Your last sentence nailed it bemaniac. It is a very special amp.

You'll get one for around £200, allowing a further £100 for a service. It kicks the backside off anything I've heard and is ahead of amps like Harman's HK990, Exposure's 3010 S2 and Leema's Mk II Pulse. So we're talking amps in the £1000-1300 bracket. Note that that's comparing it with amps which are feature-laden (HK990) and minimalist (the other two). Sound quality is not an issue here, so there's no need to buy into the 'minimalism over features' view. I don't see many McIntosh owners complaining either and that kit costs thousands with more features than you'd ever need...!

There's a firm on Ebay in the US (Service 55 being their handle) who do probably the best repairs and upgrades out there. But that immediately adds about £200 for shipping there and back in addition to the parts and labour costs. Pricey.
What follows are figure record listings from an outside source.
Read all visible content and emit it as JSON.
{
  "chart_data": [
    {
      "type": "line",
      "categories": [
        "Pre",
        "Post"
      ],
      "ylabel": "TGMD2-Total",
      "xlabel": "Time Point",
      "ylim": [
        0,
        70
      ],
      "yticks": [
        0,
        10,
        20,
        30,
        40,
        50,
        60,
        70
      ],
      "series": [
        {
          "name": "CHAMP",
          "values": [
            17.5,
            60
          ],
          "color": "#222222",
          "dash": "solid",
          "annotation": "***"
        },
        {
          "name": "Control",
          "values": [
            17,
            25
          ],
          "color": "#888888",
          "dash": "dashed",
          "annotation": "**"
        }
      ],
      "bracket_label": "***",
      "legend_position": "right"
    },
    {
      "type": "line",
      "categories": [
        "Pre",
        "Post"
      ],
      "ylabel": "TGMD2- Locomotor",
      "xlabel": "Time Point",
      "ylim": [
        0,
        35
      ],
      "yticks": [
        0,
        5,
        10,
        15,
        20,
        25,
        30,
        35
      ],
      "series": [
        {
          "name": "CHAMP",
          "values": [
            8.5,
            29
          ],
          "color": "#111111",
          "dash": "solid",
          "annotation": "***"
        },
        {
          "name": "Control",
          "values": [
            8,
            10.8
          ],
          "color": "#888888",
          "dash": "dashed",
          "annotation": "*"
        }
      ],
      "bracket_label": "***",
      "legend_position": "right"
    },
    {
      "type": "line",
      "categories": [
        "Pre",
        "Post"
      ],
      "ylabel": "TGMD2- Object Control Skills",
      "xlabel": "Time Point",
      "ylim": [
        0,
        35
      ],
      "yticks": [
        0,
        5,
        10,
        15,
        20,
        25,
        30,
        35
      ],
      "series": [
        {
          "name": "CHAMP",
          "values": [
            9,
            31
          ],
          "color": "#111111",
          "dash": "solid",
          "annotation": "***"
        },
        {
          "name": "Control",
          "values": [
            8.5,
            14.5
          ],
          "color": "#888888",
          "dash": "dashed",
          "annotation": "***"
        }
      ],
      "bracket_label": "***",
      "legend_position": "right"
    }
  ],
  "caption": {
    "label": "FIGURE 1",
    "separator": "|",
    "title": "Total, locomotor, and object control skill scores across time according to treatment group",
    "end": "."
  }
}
Easier to buy another one from their probably as they take them to bits and effectively rebuild from scratch.

If you see one, check it over, ask the seller questions if you can't view it directly - scratchy volume pots, selectors, or the amp going into protection mode or the like - and find out if it's been serviced. If all's good, just buy it. The last one went on Ebay for about £220 I think. Prices are going up for good examples and people are realising how good a brand Sansui really were.